As well as thinking about how the lamp and lampshade combination works in your chosen position, you’ll also need to consider the shade’s proportion in relation to the base. Too tall or wide and the effect will be top heavy; too short or narrow and the lamp will look unbalanced. Try lamps and lampshades together if you can (even if it means carting the lamp to the store with you) and trust your eye. But, if you’re not sure, follow our failsafe formula…
The width of a lampshade should be roughly equal to the height of the lamp base, and the height of the lampshade should be about two-thirds the height of the lamp base. The shade should also be wider than the widest part of the base to keep the whole lamp looking balanced. When it comes to floor lamps, aim for a shade with a base diameter of 45cm or larger.

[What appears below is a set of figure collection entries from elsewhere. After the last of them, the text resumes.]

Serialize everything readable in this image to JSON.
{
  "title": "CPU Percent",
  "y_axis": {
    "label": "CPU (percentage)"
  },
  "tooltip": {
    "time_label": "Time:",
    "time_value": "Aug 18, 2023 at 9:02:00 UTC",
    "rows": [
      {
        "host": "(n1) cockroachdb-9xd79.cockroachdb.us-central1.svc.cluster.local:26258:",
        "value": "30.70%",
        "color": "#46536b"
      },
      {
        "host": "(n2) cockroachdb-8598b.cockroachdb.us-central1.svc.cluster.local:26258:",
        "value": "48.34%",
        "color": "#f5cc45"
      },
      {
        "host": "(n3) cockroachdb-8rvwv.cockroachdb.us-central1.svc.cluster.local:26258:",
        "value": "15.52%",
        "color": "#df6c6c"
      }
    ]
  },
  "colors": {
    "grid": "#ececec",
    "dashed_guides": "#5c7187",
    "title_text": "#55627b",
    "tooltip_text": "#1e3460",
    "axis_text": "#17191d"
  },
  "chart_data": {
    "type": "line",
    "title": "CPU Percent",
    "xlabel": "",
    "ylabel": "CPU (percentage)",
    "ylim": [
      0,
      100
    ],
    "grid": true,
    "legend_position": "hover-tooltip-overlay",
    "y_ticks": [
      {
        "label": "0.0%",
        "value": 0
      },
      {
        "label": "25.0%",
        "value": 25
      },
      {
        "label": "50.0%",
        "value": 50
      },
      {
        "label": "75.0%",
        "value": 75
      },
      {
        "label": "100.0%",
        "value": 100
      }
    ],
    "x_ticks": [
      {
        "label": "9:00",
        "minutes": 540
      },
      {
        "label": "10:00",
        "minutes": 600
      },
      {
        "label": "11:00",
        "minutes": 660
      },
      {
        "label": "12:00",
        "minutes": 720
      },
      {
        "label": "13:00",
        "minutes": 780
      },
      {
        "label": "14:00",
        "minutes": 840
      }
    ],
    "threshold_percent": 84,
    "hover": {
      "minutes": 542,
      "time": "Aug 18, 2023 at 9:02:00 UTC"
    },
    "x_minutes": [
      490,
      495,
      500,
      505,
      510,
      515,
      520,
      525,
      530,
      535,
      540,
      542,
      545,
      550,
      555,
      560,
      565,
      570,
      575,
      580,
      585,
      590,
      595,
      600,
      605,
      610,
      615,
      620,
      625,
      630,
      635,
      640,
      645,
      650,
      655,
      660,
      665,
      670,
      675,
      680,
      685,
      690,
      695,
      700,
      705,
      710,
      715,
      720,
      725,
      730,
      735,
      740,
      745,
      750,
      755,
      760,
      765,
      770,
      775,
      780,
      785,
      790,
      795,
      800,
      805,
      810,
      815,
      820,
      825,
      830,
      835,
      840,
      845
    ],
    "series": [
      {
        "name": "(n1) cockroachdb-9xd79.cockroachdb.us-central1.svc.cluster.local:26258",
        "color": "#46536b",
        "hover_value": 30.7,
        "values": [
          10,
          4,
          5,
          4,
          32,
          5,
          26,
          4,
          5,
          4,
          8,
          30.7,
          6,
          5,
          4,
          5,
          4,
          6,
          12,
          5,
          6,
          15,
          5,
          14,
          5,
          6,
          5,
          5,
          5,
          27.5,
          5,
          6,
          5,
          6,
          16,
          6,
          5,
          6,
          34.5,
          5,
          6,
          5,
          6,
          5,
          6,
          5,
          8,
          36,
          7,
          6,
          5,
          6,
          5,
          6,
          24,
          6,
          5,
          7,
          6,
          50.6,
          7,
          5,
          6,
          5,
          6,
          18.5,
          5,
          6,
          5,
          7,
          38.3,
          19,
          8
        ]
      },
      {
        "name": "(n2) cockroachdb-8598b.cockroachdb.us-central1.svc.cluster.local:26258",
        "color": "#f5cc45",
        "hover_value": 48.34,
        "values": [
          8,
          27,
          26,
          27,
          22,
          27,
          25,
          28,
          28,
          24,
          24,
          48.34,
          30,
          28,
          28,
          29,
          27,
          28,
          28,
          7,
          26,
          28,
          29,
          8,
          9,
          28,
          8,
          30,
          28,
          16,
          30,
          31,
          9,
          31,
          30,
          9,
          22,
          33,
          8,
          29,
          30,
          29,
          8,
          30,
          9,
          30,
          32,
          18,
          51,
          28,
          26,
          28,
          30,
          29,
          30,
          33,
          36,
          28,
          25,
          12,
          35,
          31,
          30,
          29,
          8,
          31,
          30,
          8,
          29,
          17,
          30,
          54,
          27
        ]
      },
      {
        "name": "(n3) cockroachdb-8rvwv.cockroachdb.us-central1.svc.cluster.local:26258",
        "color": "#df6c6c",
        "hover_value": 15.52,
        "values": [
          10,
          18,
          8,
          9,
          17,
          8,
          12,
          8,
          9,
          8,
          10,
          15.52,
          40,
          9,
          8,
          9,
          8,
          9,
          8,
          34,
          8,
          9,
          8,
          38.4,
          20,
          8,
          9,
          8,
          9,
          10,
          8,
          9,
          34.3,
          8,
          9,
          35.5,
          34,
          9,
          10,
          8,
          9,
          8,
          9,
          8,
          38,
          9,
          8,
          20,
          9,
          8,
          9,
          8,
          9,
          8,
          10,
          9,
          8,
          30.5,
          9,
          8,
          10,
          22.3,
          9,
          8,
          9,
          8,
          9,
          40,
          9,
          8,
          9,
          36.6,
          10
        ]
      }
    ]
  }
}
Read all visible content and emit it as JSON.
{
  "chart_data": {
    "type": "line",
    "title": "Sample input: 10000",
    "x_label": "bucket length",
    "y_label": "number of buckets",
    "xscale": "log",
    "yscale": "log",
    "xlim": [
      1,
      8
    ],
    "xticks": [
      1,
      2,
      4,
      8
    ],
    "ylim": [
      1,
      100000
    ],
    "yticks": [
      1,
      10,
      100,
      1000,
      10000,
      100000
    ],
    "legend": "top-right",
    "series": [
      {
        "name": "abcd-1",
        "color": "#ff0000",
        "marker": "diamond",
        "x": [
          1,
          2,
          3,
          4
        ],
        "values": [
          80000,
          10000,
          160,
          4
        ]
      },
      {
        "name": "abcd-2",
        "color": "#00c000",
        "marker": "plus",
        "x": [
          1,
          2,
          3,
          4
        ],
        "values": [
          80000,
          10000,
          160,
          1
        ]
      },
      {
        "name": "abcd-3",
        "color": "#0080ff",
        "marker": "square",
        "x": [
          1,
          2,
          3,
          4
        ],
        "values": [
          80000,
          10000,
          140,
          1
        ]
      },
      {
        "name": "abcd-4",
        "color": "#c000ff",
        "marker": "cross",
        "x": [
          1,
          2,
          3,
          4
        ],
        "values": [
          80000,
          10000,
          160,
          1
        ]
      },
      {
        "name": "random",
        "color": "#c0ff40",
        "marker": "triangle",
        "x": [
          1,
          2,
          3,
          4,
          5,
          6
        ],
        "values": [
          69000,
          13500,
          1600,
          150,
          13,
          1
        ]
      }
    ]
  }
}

There are four main lampshade shapes and all have different qualities. The classic cone shape is often called an ‘empire’ shade and works well with rounded bases. The cone can be angled slightly, like our Lucile shade, for a subtle look, or wider, like the Oliver shade, for a stronger statement. Henry sits somewhere in between. The square or rectangle shade (like James) is great for narrow or awkward spots, such as a mantelpiece, as it will tuck neatly against the wall. This silhouette tends to sit better with a more angular base. A drum shape, or cylinder, has a contemporary feel and can be scaled up easily. Our Iona drum shade includes a diffuser screen to soften the light streaming from such a wide base when it’s used on a ceiling light. And finally, the versatile oval shade has a more traditional feel to it.
Consider what type of light source you want to create. Thicker, darker fabrics, such as our Angus Flint wool-covered Oliver shade or the Slate cotton-linen ones (available on Henry, Lucile, James and Oliver), will direct light in defined, up-and-down beams. These work well if you want to highlight an area or create a mood. Alternatively, paler, more translucent fabric covers are better for reading lamps and adding ambient light to the room.
Finally, how the fabric is applied will also impact on the finished look: smooth, tightly stretched fabric shades feel refined and contemporary; pleats are cosier and more traditional and look good paired with an antique-style base.